The “Amazonization” of the global auto industry means future workers will be nothing but low-paid contract workers or “perma-temps” who can be hired and fired at will, depending on which way the economic winds blow.
Wall Street is gearing up for a fight that will have vast implications for the future of workers at Ford and Fiat Chrysler, in every auto and auto parts factory in the US and across the planet and for workers in every economic sector.
The attack on autoworkers also proceeds along international lines. In Europe, the unions and union-dominated works councils have pitted Ford workers in Saarlouis, Germany, and Valencia, Spain, against each other in a bidding war to secure production of a new electric vehicle. The location of the investment will be based on which plant can offer the most concessions, with the losers losing their jobs.
There is also a bitter struggle not only over market share but for government support.

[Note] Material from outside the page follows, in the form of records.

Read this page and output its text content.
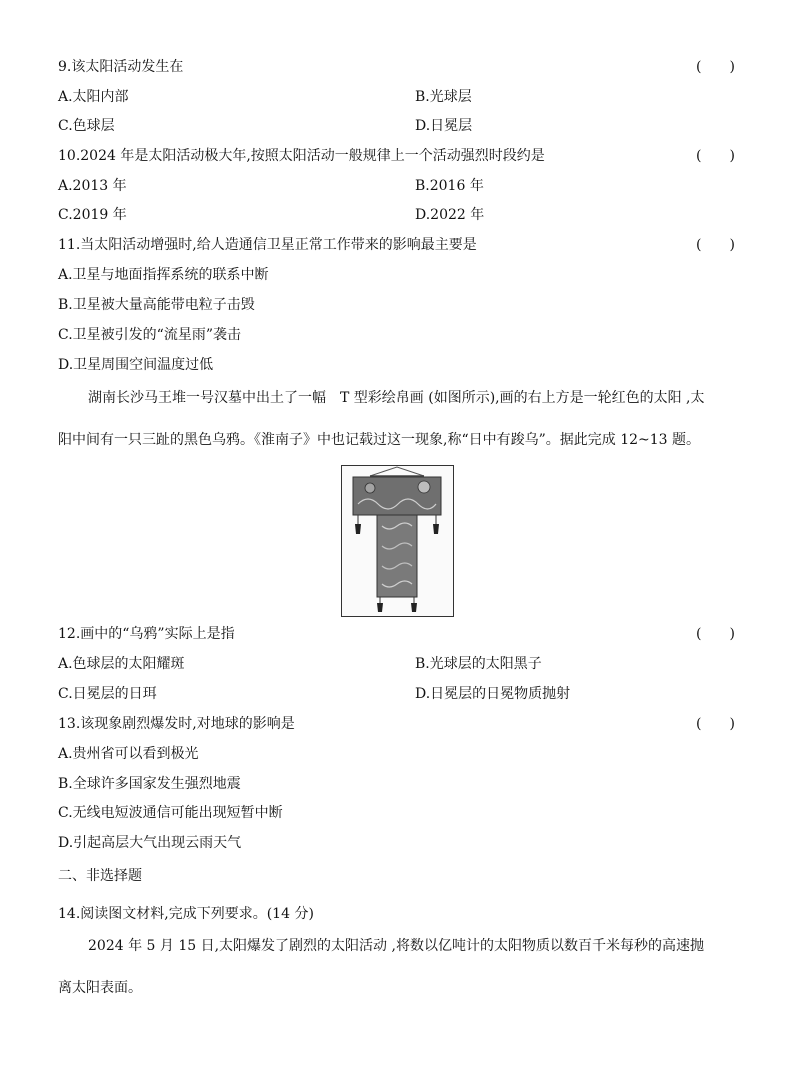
9.该太阳活动发生在	(　　)
A.太阳内部	B.光球层
C.色球层	D.日冕层
10.2024 年是太阳活动极大年,按照太阳活动一般规律上一个活动强烈时段约是	(　　)
A.2013 年	B.2016 年
C.2019 年	D.2022 年
11.当太阳活动增强时,给人造通信卫星正常工作带来的影响最主要是	(　　)
A.卫星与地面指挥系统的联系中断
B.卫星被大量高能带电粒子击毁
C.卫星被引发的“流星雨”袭击
D.卫星周围空间温度过低
湖南长沙马王堆一号汉墓中出土了一幅　T 型彩绘帛画 (如图所示),画的右上方是一轮红色的太阳 ,太
阳中间有一只三趾的黑色乌鸦。《淮南子》中也记载过这一现象,称“日中有踆乌”。据此完成 12~13 题。
12.画中的“乌鸦”实际上是指	(　　)
A.色球层的太阳耀斑	B.光球层的太阳黑子
C.日冕层的日珥	D.日冕层的日冕物质抛射
13.该现象剧烈爆发时,对地球的影响是	(　　)
A.贵州省可以看到极光
B.全球许多国家发生强烈地震
C.无线电短波通信可能出现短暂中断
D.引起高层大气出现云雨天气
二、非选择题
14.阅读图文材料,完成下列要求。(14 分)
2024 年 5 月 15 日,太阳爆发了剧烈的太阳活动 ,将数以亿吨计的太阳物质以数百千米每秒的高速抛
离太阳表面。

Biden’s proposed tax credits for EV purchase would extend only to vehicles produced with union labor— that is, at companies where the exploitation of the workforce takes place with the collaboration of the pro-corporate union bureaucracy.
This would favor the heavily unionized Detroit automakers over their nonunion rivals, including both foreign-owned auto companies which produce vehicles at nonunion plants in the American South, as well as the EV startup Tesla owned by billionaire libertarian blowhard Elon Musk. Musk reacted with a series of sarcastic tweets recently, “hereby inviting” the UAW to organize an election at his plant in Fremont, California, while making clear his opposition to the UAW.
However, the UAW would function as no less a company union at Tesla than it already does at the Detroit Three. Indeed, one of the purposes of Biden’s tax credit is to encourage companies to bring in the unions as a bulwark against rank-and-file opposition from below.
Biden’s worst fear is that this opposition, which will grow tremendously in response to attacks on workers’ living standards being pushed alongside the transition to EVs, will find an independent outlet.